Coalition or collapse: Osih’s & Libii’s delusional politics of isolation.

Charles Mambo: Political analyst

The Social Democratic Front’s, SDF refusal to join the emerging opposition coalition under Issa Tchiroma ahead of Cameroon’s 2025 presidential elections surprises no one acquainted with the party’s history. Since its founding in 1990 as the country’s first major opposition movement, the SDF has perfected a politics of grievance—loud in protest, timid in action, and allergic to compromise.



From its earliest days it has chosen isolation over collaboration, a pattern that has repeatedly strengthened the very regime it claims to oppose.

Cameroon’s political arithmetic is brutally simple: divide and rule. President Paul Biya has mastered this art for over four decades, surviving attempted coups, diplomatic censure, socio-political uprisings, and multiple elections by exploiting one constant—a fragmented opposition. The numbers are instructive. 

In the 2018 presidential race, Biya officially secured 71% of the vote. Yet if the opposition had rallied behind a single candidate, the combined tallies would have forced a run-off and perhaps a different outcome. Instead, votes were splintered among Maurice Kamto, Cabral Libii, Joshua Osih, and a scatter of minor contenders. 

Backed by state resources, a gerrymandered electoral code, and a tightly controlled media, the CPDM machine needed only to watch the opposition cannibalise itself.

History offers an unambiguous lesson. Across Africa, long-standing regimes have fallen only when opposition forces set aside ego and ideology to present a united front. Zambia in 1991, Senegal in 2000, Kenya in 2002, and The Gambia in 2016 all witnessed entrenched incumbents defeated only after opposition leaders forged alliances and rallied behind one candidate. Fragmentation prolongs autocracy; unity creates momentum.

Yet, the SDF has repeatedly ignored this calculus. Once hailed as the embodiment of popular resistance, it now seems to revel in permanent opposition—not only to the regime but, paradoxically, to other opposition parties. 

It protests, postures, and registers grievance, but seldom converts frustration into electoral victory. This fatalism is not heroism; it is self-sabotage. The pattern was set as early as 1991, when Cameroon’s pivotal tripartite conference was convened to negotiate constitutional reforms. 

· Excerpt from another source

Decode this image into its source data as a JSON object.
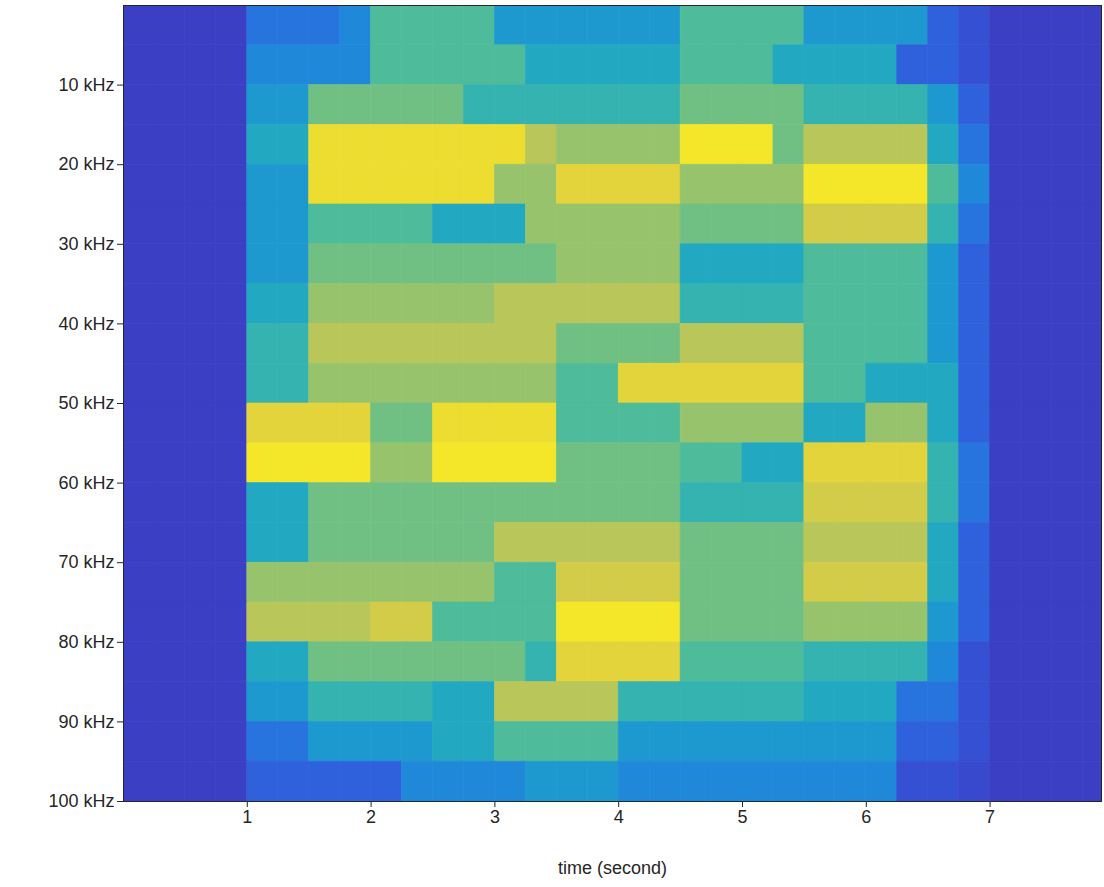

Rather than leading the charge, SDF chairman John Fru Ndi arrived late and participated grudgingly, citing unmet preconditions—a symbolic act of delay that cost Cameroonians decades of potential democratic progress.

The same script played out in 2019, when the SDF boycotted legislative and municipal elections to protest the unresolved Anglophone Crisis. 

It even threatened to withdraw its sitting parliamentarians if the government failed to act—a threat that collapsed under its own weight. The result was disastrous: key parliamentary seats were lost, Anglophone communities were deprived of a critical voice, and the ruling CPDM tightened its grip. Far from martyrdom, this was political abdication.

Today the cycle continues. Party leader Joshua Osih’s refusal to join a coalition fragments the anti-CPDM vote and exposes the party’s true weakness. This is not the lonely courage of a principled outsider; it is the petulance of a leader too power-hungry to share the stage yet too weak to win it alone. Their recalcitrance raises serious questions about integrity, intention, and capacity to lead a modern democracy. 

They cannot pose as the “lone tough dog” when their every action feeds suspicion that they are, at best, merchants of grievance and, at worst, silent enablers of the status quo.

Cabral Libii offers no better example. Once celebrated as the youthful face of renewal, he has drifted from UNIVERS in 2018 to the Cameroon Party for National Reconciliation and now to a platform of his own design. 

This is not principled evolution but opportunistic manoeuvring. His refusal to support a single opposition candidate deepens public suspicion that he is a “sleeping candidate” for the CPDM—a spoiler whose ambition serves the very power he claims to challenge.

Against this bleak landscape, Akere Muna stands out as a rare figure of vision and discipline. A respected lawyer and anti-corruption crusader, Muna proved in 2018 that personal ambition can be subordinated to the national good when he ceded his candidacy to Maurice Kamto to strengthen the opposition’s chances. 

He has again entered the 2025 race only to immediately join the growing coalition, recognising that no individual can dismantle a system fortified by four decades of CPDM rule. His example demonstrates what true leadership demands: the courage to sacrifice ego for a collective good.

The strategic imperative is obvious. Only a coalition—broad enough to pool votes, share resources, and project a single, unambiguous alternative—can overcome the structural bias of Cameroon’s electoral landscape.